Challender has filed suit against UCI and the doctors. But she was
especially angry Saturday that the university was ignoring another group
of patients.
"They never did anything," she said. "They covered it up and are as
much a part of it."
UCI spokeswoman Fran Tardiff denied Saturday that the university had
ignored evidence, claiming they have no access to the list uncovered by
the Register. In telephone calls Friday and in Saturday's edition, the
Register told UCI officials that the Register's information was already in
possession of the investigations task force of which UCI is a member.
Tardiff said she didn't know if officials have asked the task force for a
copy of the list.
Tardiff said senior UCI officials were unavailable for comment
Saturday.
University officials have repeatedly lamented their inability to get
records, but critics said UCI delayed asking the state Medical Board to
use its subpoena powers, and did not pursue access to the records
vigorously enough in court.
In May, University of California lawyers sued for medical and
laboratory records that could show whether the doctors conducted improper
research or used women's eggs and embryos without their consent.

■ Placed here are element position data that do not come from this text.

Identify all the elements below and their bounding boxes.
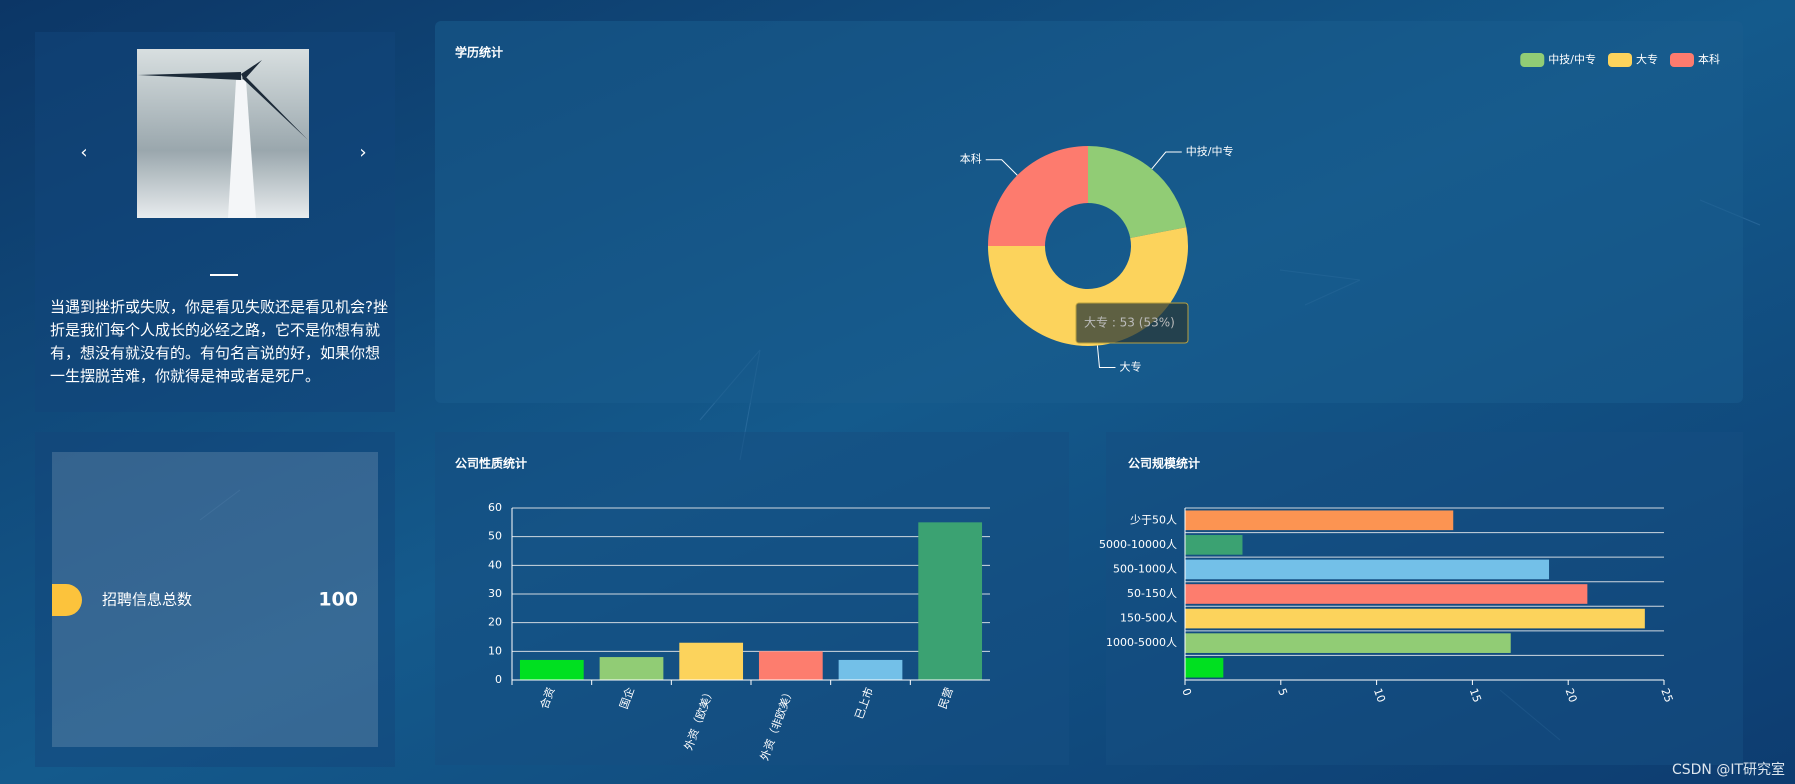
x-tick-label: 5	[1275, 687, 1290, 698]
label-line	[1096, 345, 1116, 368]
donut-slice	[988, 146, 1088, 246]
bar	[1185, 633, 1511, 653]
kpi-card	[52, 452, 378, 747]
y-tick-label: 20	[488, 616, 502, 629]
legend: 中技/中专 大专 本科	[1520, 52, 1720, 67]
kpi-value: 100	[318, 589, 358, 611]
kpi-panel	[35, 432, 395, 767]
turbine-blade	[241, 60, 262, 80]
bar	[1185, 510, 1454, 531]
chart-title: 学历统计	[455, 45, 503, 60]
y-tick-label: 150-500人	[1120, 612, 1177, 625]
legend-label: 大专	[1636, 52, 1658, 66]
donut-slice	[1088, 146, 1187, 238]
turbine-blade	[138, 72, 241, 80]
turbine-blade	[242, 76, 308, 140]
watermark: CSDN @IT研究室	[1672, 761, 1785, 778]
y-tick-label: 0	[495, 673, 502, 686]
x-tick-label: 0	[1179, 687, 1194, 698]
y-tick-label: 少于50人	[1130, 513, 1177, 526]
y-tick-label: 5000-10000人	[1099, 538, 1177, 551]
bar	[1185, 608, 1645, 629]
donut-panel	[435, 21, 1743, 403]
legend-swatch	[1608, 53, 1632, 67]
x-tick-label: 25	[1658, 687, 1675, 705]
kpi-icon	[52, 584, 82, 616]
carousel-next[interactable]: ›	[359, 142, 366, 163]
bar	[1185, 584, 1588, 604]
y-tick-label: 40	[488, 558, 502, 571]
y-tick-label: 500-1000人	[1113, 562, 1177, 575]
chart-title: 公司性质统计	[455, 456, 527, 471]
x-tick-label: 20	[1563, 687, 1580, 705]
bar	[599, 657, 664, 680]
slice-label: 中技/中专	[1186, 144, 1234, 158]
label-line	[1151, 151, 1182, 170]
y-tick-label: 60	[488, 501, 502, 514]
y-tick-label: 30	[488, 587, 502, 600]
bar	[758, 651, 823, 680]
turbine-tower	[228, 80, 256, 218]
tooltip-box	[1075, 302, 1189, 344]
bar	[679, 642, 744, 680]
x-tick-label: 10	[1371, 687, 1388, 705]
y-tick-label: 10	[488, 644, 502, 657]
slice-label: 本科	[960, 152, 982, 166]
bar	[918, 522, 983, 680]
bar	[1185, 657, 1224, 678]
bar	[1185, 535, 1243, 555]
legend-swatch	[1520, 53, 1545, 67]
x-tick-label: 15	[1467, 687, 1484, 705]
carousel-quote: 当遇到挫折或失败，你是看见失败还是看见机会?挫折是我们每个人成长的必经之路，它不…	[50, 298, 388, 385]
y-tick-label: 50-150人	[1127, 587, 1177, 600]
tooltip-text: 大专 : 53 (53%)	[1084, 315, 1175, 330]
legend-swatch	[1670, 53, 1694, 67]
legend-label: 中技/中专	[1548, 52, 1596, 66]
y-tick-label: 1000-5000人	[1106, 636, 1177, 649]
bar	[1185, 559, 1550, 580]
bar	[838, 659, 903, 680]
bar	[519, 659, 584, 680]
carousel-prev[interactable]: ‹	[80, 142, 87, 163]
slice-label: 大专	[1119, 359, 1141, 373]
y-tick-label: 50	[488, 530, 502, 543]
legend-label: 本科	[1698, 52, 1720, 66]
kpi-label: 招聘信息总数	[102, 591, 192, 609]
label-line	[985, 159, 1018, 176]
chart-title: 公司规模统计	[1128, 456, 1200, 471]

When their request for a temporary restraining order to place the
records in protective custody was denied May 16, a hearing on a
preliminary injunction was scheduled for June 2.
But it was canceled when UC lawyers withdrew the motion. University
lawyers at the time did not explain why they withdrew the motion, saying
only that it was done "as a matter of litigation strategy."
Krahel, the whistle-blower, said Saturday that the university has done
as little as possible to notify patients or provide them with support.
She said that in a November 1994 meeting, she told three UCI officials
_ including counsel to the chancellor Paul Najar _ that patients involved
should be told of the egg thefts.
"They felt this would be devastating for the patients, so it would be
better if they didn't know," she said.
Krahel said she got the same response from a KPMG Peat Marwick auditor
hired by the university to investigate the clinic.
Fertility specialists and medical ethicists said the latest
developments in the scandal highlight the need for regulation in the
industry.
"I think that the fact that it allegedly occurred has stirred a lot of
people to rethink the issue of regulation," said Dr. Edward E. Wallach,
professor in the department of gynecology and obstetrics at Johns Hopkins
University School of Medicine in Maryland.
"I think that change is inevitable."
Dr. Sam Wood, director of the Reproductive Sciences Center in La Jolla,
said he suspected the scandal was wider than previously reported, but that
he had doubted it would come to light.
"Initially all fertility centers are going to have problems convincing
patients they deserve their trust," he said, "but in the end, it's going
to make the fertility industry stronger."